Technical writing Memes

Posts tagged with Technical writing

The Holy Grail Of CS Books

The Holy Grail Of CS Books
Finding a CS book is like dating - there are plenty of options, but the perfect match is rare. First, you're just happy to find one that's not completely terrible. Then you discover it actually explains concepts with clarity instead of academic word salad. But when the author uses YOUR tech stack? That's like finding out your date also loves that obscure indie band you're obsessed with. And the final boss level? The author sprinkles in genuinely funny jokes between explaining binary trees. That red-hot explosion of joy is the exact face every developer makes when discovering their new programming bible doesn't read like it was written by a compiler.

The Documentation Detective Strikes Again

The Documentation Detective Strikes Again
The AUDACITY of finding a typo in documentation! There you are, struggling with some obscure API for 3 hours, and suddenly—GASP—you spot it! That missing semicolon or misspelled parameter that's been RUINING YOUR LIFE! The pure VINDICATION of knowing it wasn't your fault all along! You transform into a documentation vigilante, pointing at the error like it personally insulted your entire coding ancestry. Time to screenshot this bad boy and share it with your team with the most passive-aggressive "interesting documentation" message humanly possible.

My Teacher Always Says: Do Your Project With Knowledge That Your User Is Stupid

My Teacher Always Says: Do Your Project With Knowledge That Your User Is Stupid
Developer: "Tea bags are so intuitive they don't need instructions." End user: *dunks entire tea bag, wrapper and all, into hot water* And that's why we write documentation for even the most "obvious" features. Users will find ways to break your software that you couldn't imagine in your worst fever dreams. The line between intuitive and incomprehensible is thinner than your project deadline.

You Need To Be Very Detailed

You Need To Be Very Detailed
When the PM says "make sure your documentation is thorough," and you take it literally. Nothing says developer energy like documenting the painfully obvious while completely ignoring the complex parts of your codebase. "How to use this API? Figure it out yourself. How to open a pizza box? Let me write you a dissertation." Ten years in the industry and I've yet to see documentation that isn't either stating the absolute obvious or so cryptic it might as well be written in hieroglyphics. The middle ground simply doesn't exist in our universe.

God Save Me From The Docs

God Save Me From The Docs
Writing documentation is such a heroic act that you need medical attention afterward. That single sentence probably took 4 hours, 3 existential crises, and the sacrifice of whatever will to live you had left. The worst part? Your colleagues will still ask "but what does this function actually do?" next week.
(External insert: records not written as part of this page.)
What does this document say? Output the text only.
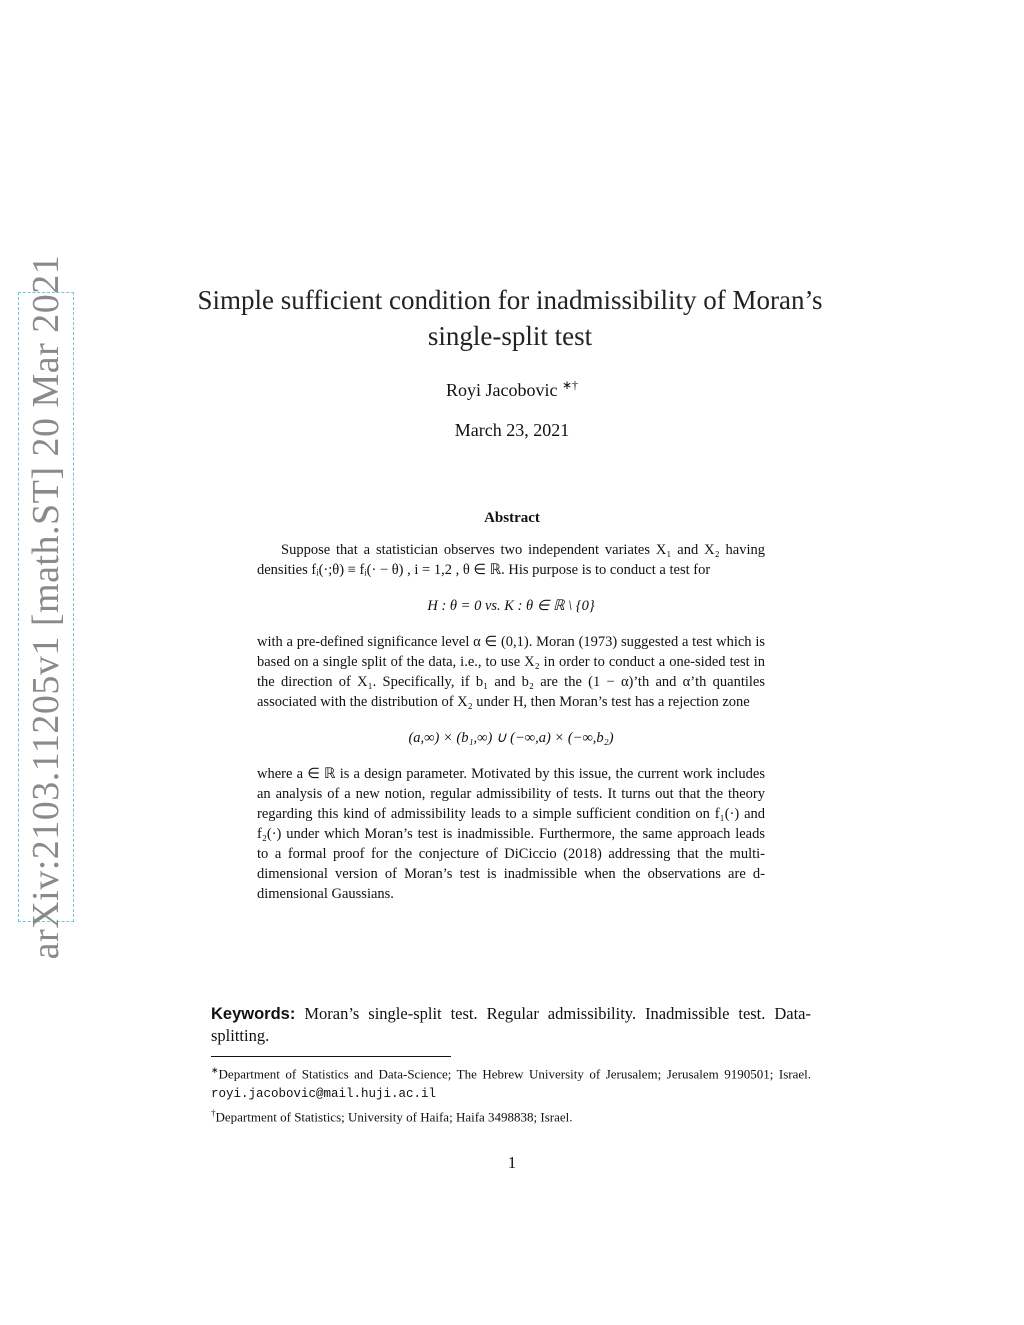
arXiv:2103.11205v1 [math.ST] 20 Mar 2021	Simple sufficient condition for inadmissibility of Moran’s single-split test
Royi Jacobovic ∗†
March 23, 2021
Abstract

Suppose that a statistician observes two independent variates X₁ and X₂ having densities fᵢ(·;θ) ≡ fᵢ(· − θ) , i = 1,2 , θ ∈ ℝ. His purpose is to conduct a test for

H : θ = 0 vs. K : θ ∈ ℝ \ {0}

with a pre-defined significance level α ∈ (0,1). Moran (1973) suggested a test which is based on a single split of the data, i.e., to use X₂ in order to conduct a one-sided test in the direction of X₁. Specifically, if b₁ and b₂ are the (1 − α)’th and α’th quantiles associated with the distribution of X₂ under H, then Moran’s test has a rejection zone

(a,∞) × (b₁,∞) ∪ (−∞,a) × (−∞,b₂)

where a ∈ ℝ is a design parameter. Motivated by this issue, the current work includes an analysis of a new notion, regular admissibility of tests. It turns out that the theory regarding this kind of admissibility leads to a simple sufficient condition on f₁(·) and f₂(·) under which Moran’s test is inadmissible. Furthermore, the same approach leads to a formal proof for the conjecture of DiCiccio (2018) addressing that the multi-dimensional version of Moran’s test is inadmissible when the observations are d-dimensional Gaussians.

Keywords: Moran’s single-split test. Regular admissibility. Inadmissible test. Data-splitting.

∗Department of Statistics and Data-Science; The Hebrew University of Jerusalem; Jerusalem 9190501; Israel. royi.jacobovic@mail.huji.ac.il

†Department of Statistics; University of Haifa; Haifa 3498838; Israel.

1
Documentation: the only task where doing 1% feels like running a marathon.

From Hatred To Devotion: The LaTeX Journey

From Hatred To Devotion: The LaTeX Journey
First you hate LaTeX with its bizarre syntax and formatting quirks. Then you reluctantly try it. Next thing you know, you're completely entranced by those perfectly typeset equations and bibliographies that actually work. It's the Stockholm syndrome of document preparation systems. You start screaming at it, then you're eating out of its hand, and finally you're staring dreamily into space wondering how you ever lived without those beautiful kerned mathematical symbols.
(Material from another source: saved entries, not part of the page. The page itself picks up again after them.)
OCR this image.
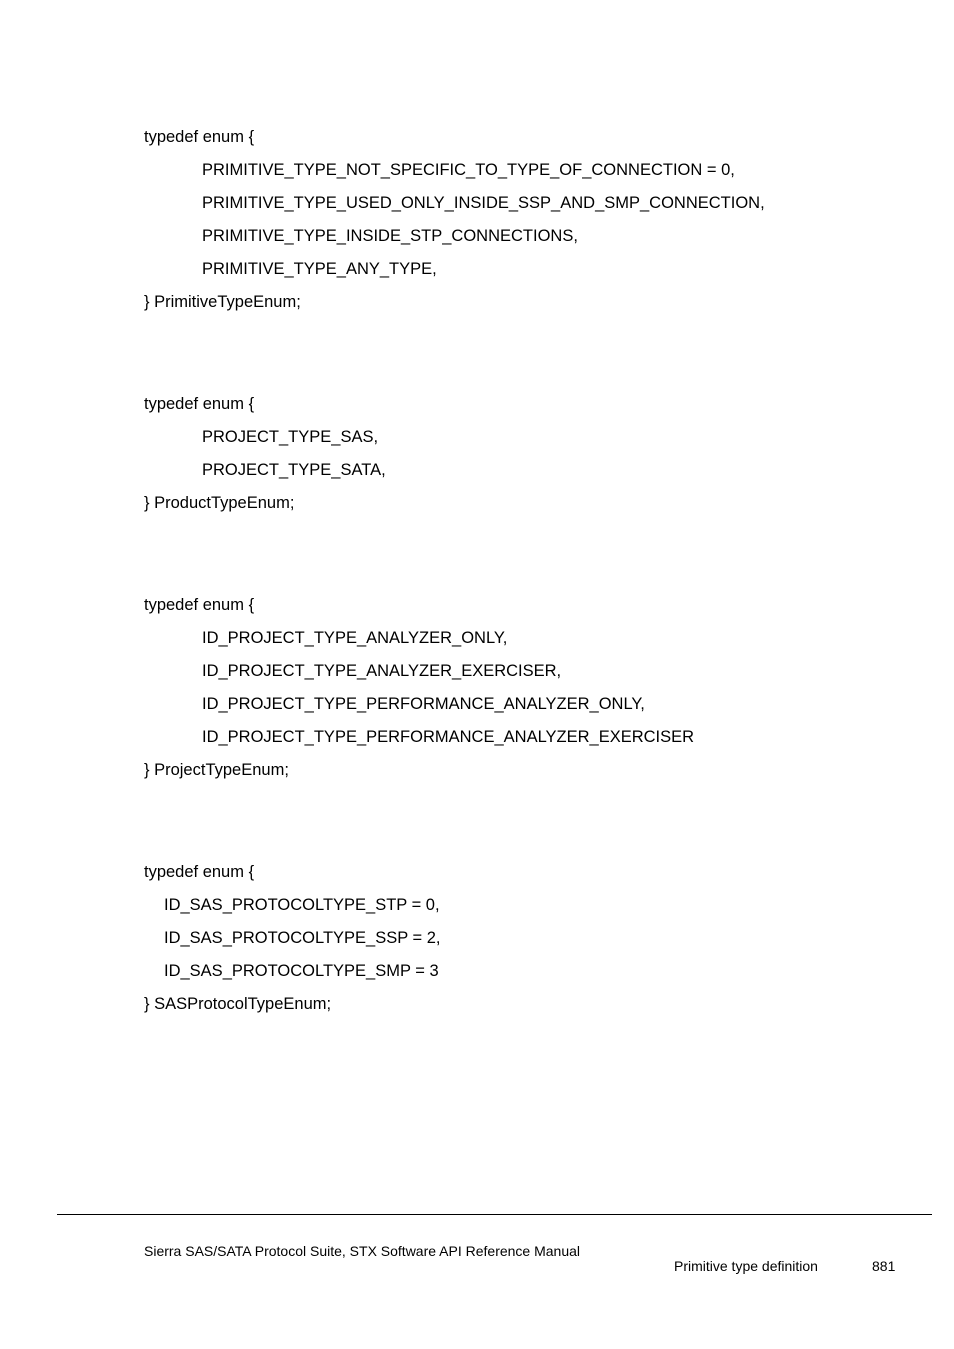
typedef enum {
PRIMITIVE_TYPE_NOT_SPECIFIC_TO_TYPE_OF_CONNECTION = 0,
PRIMITIVE_TYPE_USED_ONLY_INSIDE_SSP_AND_SMP_CONNECTION,
PRIMITIVE_TYPE_INSIDE_STP_CONNECTIONS,
PRIMITIVE_TYPE_ANY_TYPE,
} PrimitiveTypeEnum;
typedef enum {
PROJECT_TYPE_SAS,
PROJECT_TYPE_SATA,
} ProductTypeEnum;
typedef enum {
ID_PROJECT_TYPE_ANALYZER_ONLY,
ID_PROJECT_TYPE_ANALYZER_EXERCISER,
ID_PROJECT_TYPE_PERFORMANCE_ANALYZER_ONLY,
ID_PROJECT_TYPE_PERFORMANCE_ANALYZER_EXERCISER
} ProjectTypeEnum;
typedef enum {
ID_SAS_PROTOCOLTYPE_STP = 0,
ID_SAS_PROTOCOLTYPE_SSP = 2,
ID_SAS_PROTOCOLTYPE_SMP = 3
} SASProtocolTypeEnum;
Sierra SAS/SATA Protocol Suite, STX Software API Reference Manual
Primitive type definition	881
Just Read The Documentation (They Said)

Just Read The Documentation (They Said)
Ah yes, technical documentation at its finest - a LEGO diagram with arrows pointing to... somewhere? The irony of senior devs saying "just read the docs" when the docs themselves are a cryptic puzzle that requires three PhDs and a decoder ring to understand. It's like being told the treasure map is super clear, but it's actually written in invisible ink and you need to stand on your head at midnight during a full moon to see it. Documentation authors seem to think we're all psychic and can magically fill in the 47 missing steps between "import library" and "congratulations on your functioning application!"

Javascript Is Java On Steroids

Javascript Is Java On Steroids
Nothing screams academic credibility like claiming "JavaScript (or Java)" as if they're interchangeable. That's like saying "A Ferrari (or a bicycle)" is a mode of transportation. The author clearly did their research by checking the "both have Java in the name" box and calling it a day. Next chapter probably explains how HTML is the best programming language and Stack Overflow is just a website about pancakes.

Cant Be Bothered

Cant Be Bothered
Oh the IRONY! 😂 Asking engineers to write concise documentation is like asking a cat to fetch your mail! The person's face says it all - pure "are you kidding me?" energy! Engineers would rather write 10,000 lines of code than 10 lines explaining what it does. Documentation? That's just a mythical creature like the debugging unicorn that magically fixes your code! Every tech lead who's begged for updated docs feels this in their SOUL right now. Meanwhile, engineers are already mentally drafting a 47-page explanation of why they can't write a 1-page summary!